The implication is that, despite whatever unfortunate configuration of his features—or, perhaps, because of it—the apothecary looked trustworthy, at ease with himself, someone to whom people would turn for counsel.

It is less easy to imagine him in one of his many lives before Galina, as a ten-year-old boy, the first time he appears in the stories of other people, when he was found wandering the charred ruins of the monastery of Sveti Petar by a hajduk band, twelve men mounted on scruffy nags who had arrived too late to interrupt a raid by an Ottoman battalion. The monks of Sveti Petar had been accused of hiding a rebel who had killed the nephew of the captain of the battalion in a tavern brawl several weeks earlier—and the captain had personally undertaken the task of avenging both his nephew’s death and the more important, slanderous casting of the young man as a drunk. Four days of siege, and then indiscriminate slaughter; for the hajduks, who had spent the morning extracting the dead from the fragile cinders of the chapel, the sight of the apothecary crawling out from under an overturned wagon by the south wall was redemption from God’s own hand. Here was a child that had been spared for them; they did not know who he was, could not guess he had been an orphan at the monastery, would never know about his fear, his hatred, his blind recklessness when he had lost patience praying and charged out to face the Turkish cavalry alone. A saber had promptly caught him in the ribs, and he lay there, gasping for air in the smoke-stained dawn while the captain, Mehmet Aga, bent over him and demanded his name, so that he would know who he was about to impale on the stake. He did not tell the hajduks—and no one in Galina would ever find out—that it was not the Aga’s admiration for the boy’s courage that won him his life, but that name: “Kasim,” the apothecary said, using, for the last time, the name under which he had been abandoned at the monastery door, “Kasim Suleimanović,” and the Aga, turned to improbable mercy by the hand of his own God, left him there to seep out into the ashen earth. Saved by his name once, the boy did not expect it to save him again. When the hajduks asked him for it while they bandaged him, he said he couldn’t remember.

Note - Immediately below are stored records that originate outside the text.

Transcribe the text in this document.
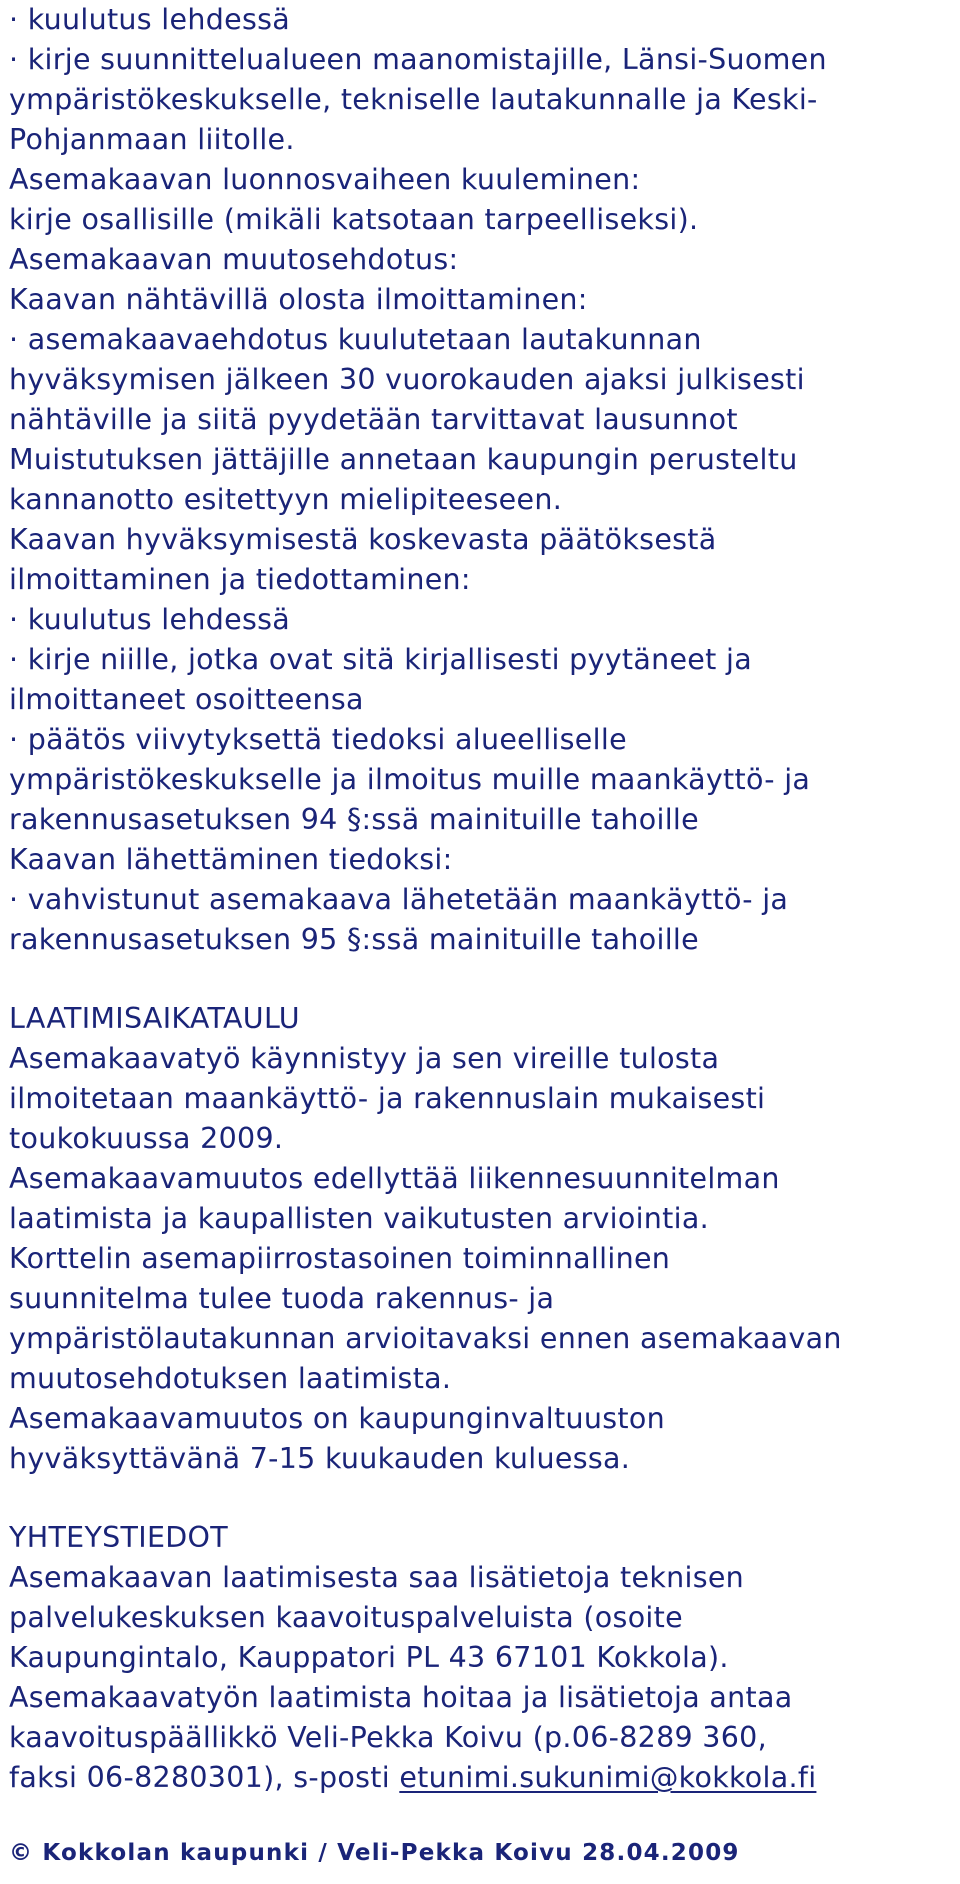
· kuulutus lehdessä
· kirje suunnittelualueen maanomistajille, Länsi-Suomen
ympäristökeskukselle, tekniselle lautakunnalle ja Keski-
Pohjanmaan liitolle.
Asemakaavan luonnosvaiheen kuuleminen:
kirje osallisille (mikäli katsotaan tarpeelliseksi).
Asemakaavan muutosehdotus:
Kaavan nähtävillä olosta ilmoittaminen:
· asemakaavaehdotus kuulutetaan lautakunnan
hyväksymisen jälkeen 30 vuorokauden ajaksi julkisesti
nähtäville ja siitä pyydetään tarvittavat lausunnot
Muistutuksen jättäjille annetaan kaupungin perusteltu
kannanotto esitettyyn mielipiteeseen.
Kaavan hyväksymisestä koskevasta päätöksestä
ilmoittaminen ja tiedottaminen:
· kuulutus lehdessä
· kirje niille, jotka ovat sitä kirjallisesti pyytäneet ja
ilmoittaneet osoitteensa
· päätös viivytyksettä tiedoksi alueelliselle
ympäristökeskukselle ja ilmoitus muille maankäyttö- ja
rakennusasetuksen 94 §:ssä mainituille tahoille
Kaavan lähettäminen tiedoksi:
· vahvistunut asemakaava lähetetään maankäyttö- ja
rakennusasetuksen 95 §:ssä mainituille tahoille
LAATIMISAIKATAULU
Asemakaavatyö käynnistyy ja sen vireille tulosta
ilmoitetaan maankäyttö- ja rakennuslain mukaisesti
toukokuussa 2009.
Asemakaavamuutos edellyttää liikennesuunnitelman
laatimista ja kaupallisten vaikutusten arviointia.
Korttelin asemapiirrostasoinen toiminnallinen
suunnitelma tulee tuoda rakennus- ja
ympäristölautakunnan arvioitavaksi ennen asemakaavan
muutosehdotuksen laatimista.
Asemakaavamuutos on kaupunginvaltuuston
hyväksyttävänä 7-15 kuukauden kuluessa.
YHTEYSTIEDOT
Asemakaavan laatimisesta saa lisätietoja teknisen
palvelukeskuksen kaavoituspalveluista (osoite
Kaupungintalo, Kauppatori PL 43 67101 Kokkola).
Asemakaavatyön laatimista hoitaa ja lisätietoja antaa
kaavoituspäällikkö Veli-Pekka Koivu (p.06-8289 360,
faksi 06-8280301), s-posti etunimi.sukunimi@kokkola.fi
© Kokkolan kaupunki / Veli-Pekka Koivu 28.04.2009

Then the hajduks gave him a new name—Nenad, the unhoped-for one—but to the apothecary, the new name meant nothing: changed once, he would change it again and again. Yet his old name, and what it had meant, would follow him, unshed, for the rest of his life.

Kasim Suleimanović would follow him during his years with the hajduks, with whom he lived and pillaged with considerable reluctance until he turned eighteen. The name brought uncertainty, the awareness of a certain kind of betrayal whose consequences he would always anticipate. Like a vulture, the name sat at his shoulders, keeping him apart so that he was able to see the flaws that made the hajduks ridiculous: they were determined to give back to the poor, but in their unbridled generosity failed to keep any funds for themselves, which often left them scraping for resources and severely undermined their valiant marauding; they craved victory, but defeat was more honorable, more character-forming, more pleasant to reflect on; their pursuits demanded discretion, but they would break into songs that lauded their own exploits at the first hint of tavern adoration. The apothecary, while he was among them—while he prepared their meals and sharpened their swords, cared for their wounded—did not voice his reservations, could not confess that he thought their endeavors celebrated their own certainty to fail, and were therefore senseless and stupid and unsafe. In every collective tendency of the hajduks, he recognized a willful attempt to forestall security.